For a long period it was unclear if CJD was transferred through blood transfusion or not. Initially attempts were made by comparing the difference between transfusion prevalence between those that developed CJD and those that were controls. Unfortunately the number of CJD cases needed to tell the difference would have needed to be several thousands and hence this study was unhelpful.

Later much greater numbers of cases were compared using international studies and with sCJD there did not indeed seem to be any increased likelyhood of having received a transfusion in the CJD cases. Meantime it was clear that infectivity was present in the blood of scrapie cases in various species (mice, hamsters etc) and in 2003 it was shown that if sheep were bled, before they were symptomatic with scrapie, then their blood would transfer the disease to other sheep by transfusion.

From this it was no longer surprising when a patient that developed vCJD (with exactly the same symptoms as a usual patient with the disease) was found to have received the blood donation from another case of the disease before that person had vCJD symptoms.

It must now be assumed that vCJD is present in blood and that it is infective in transfusions. How to remove it or test for it is now unclear but technologies are being developed currently for this purpose. In March 2004 in UK all blood donation by someone that has already received blood as a transfusion may not be accepted.

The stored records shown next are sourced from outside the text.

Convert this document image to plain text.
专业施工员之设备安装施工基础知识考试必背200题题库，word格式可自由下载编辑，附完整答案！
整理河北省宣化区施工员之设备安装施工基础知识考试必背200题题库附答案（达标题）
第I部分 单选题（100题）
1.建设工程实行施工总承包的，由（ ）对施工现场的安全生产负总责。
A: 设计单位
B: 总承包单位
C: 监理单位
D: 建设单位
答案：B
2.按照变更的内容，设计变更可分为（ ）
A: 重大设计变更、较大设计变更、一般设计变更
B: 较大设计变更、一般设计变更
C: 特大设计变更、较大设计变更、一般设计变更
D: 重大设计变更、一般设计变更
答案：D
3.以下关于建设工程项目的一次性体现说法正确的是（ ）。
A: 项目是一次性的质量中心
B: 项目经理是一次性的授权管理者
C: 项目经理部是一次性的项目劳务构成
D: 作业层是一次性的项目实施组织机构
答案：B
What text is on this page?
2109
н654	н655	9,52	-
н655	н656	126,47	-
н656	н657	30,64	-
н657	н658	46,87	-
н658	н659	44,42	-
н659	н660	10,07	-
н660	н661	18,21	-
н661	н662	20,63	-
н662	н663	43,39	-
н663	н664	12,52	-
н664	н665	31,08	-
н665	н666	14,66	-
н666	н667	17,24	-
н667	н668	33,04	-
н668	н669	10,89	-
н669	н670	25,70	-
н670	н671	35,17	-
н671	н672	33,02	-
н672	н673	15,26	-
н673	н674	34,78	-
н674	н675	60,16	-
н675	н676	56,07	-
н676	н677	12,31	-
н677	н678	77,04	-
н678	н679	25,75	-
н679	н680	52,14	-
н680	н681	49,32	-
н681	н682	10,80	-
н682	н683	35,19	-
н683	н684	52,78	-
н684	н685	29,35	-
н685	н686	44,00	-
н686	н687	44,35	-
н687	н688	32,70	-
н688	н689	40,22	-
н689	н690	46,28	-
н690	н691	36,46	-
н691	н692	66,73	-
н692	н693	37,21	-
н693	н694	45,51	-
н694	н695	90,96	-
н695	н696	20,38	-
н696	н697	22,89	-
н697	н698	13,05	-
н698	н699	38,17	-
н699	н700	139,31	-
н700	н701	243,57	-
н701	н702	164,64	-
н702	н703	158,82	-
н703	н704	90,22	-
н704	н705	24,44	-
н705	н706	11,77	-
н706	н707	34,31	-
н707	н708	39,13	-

Risk from tissue transplantation

The major problems with the use of tissues and blood are not yet solved. The recent (2001) announcement from the USA that the Red Cross there would not accept blood donation from people that had lived in Europe or stayed for specific lengths of time shows that the increase in BSE throughout Europe is causing a potential rise in problems.

The blood regulations are present for Europe and for all other countries separately. For tissues, however only a few sources of regulations are available:

  • A Code of Practice for Tissue Banks providing tissues of human origin for therapeutic purposes
  • Guidance on the Microbiological Safety of Human Organs, Tissues and Cells used in Transplantation Advisory Committee on the Microbiological Safety of Blood and Tissues for Transplantation MSBT
  • One of the useful groups of data is the amount of infectivity that has been found in specific tissues around the body of the animal infected with CJD, BSE, TME or scrapie.
  • The risks from dentistry has also had to take this into account and separate risk discussions from the transfer of tissues from one patient to another as a result of dentistry suggests that the risk may not necessarily be low.

These decisions may not seem very rational in that tissue transplantation is actually likely to transfer disease much easier than blood or plasma transfusion.

The reason why much less action is being taken is that there is probably little that can be done. If the patient is felt to need the transplant then the risk from the CJD that may come with it must seem minimal.

Further statistics are clearly needed. It is unlikley at this moment that any of the drugs that are taken with the transplant will have any effect on the rate of onset of the CJD.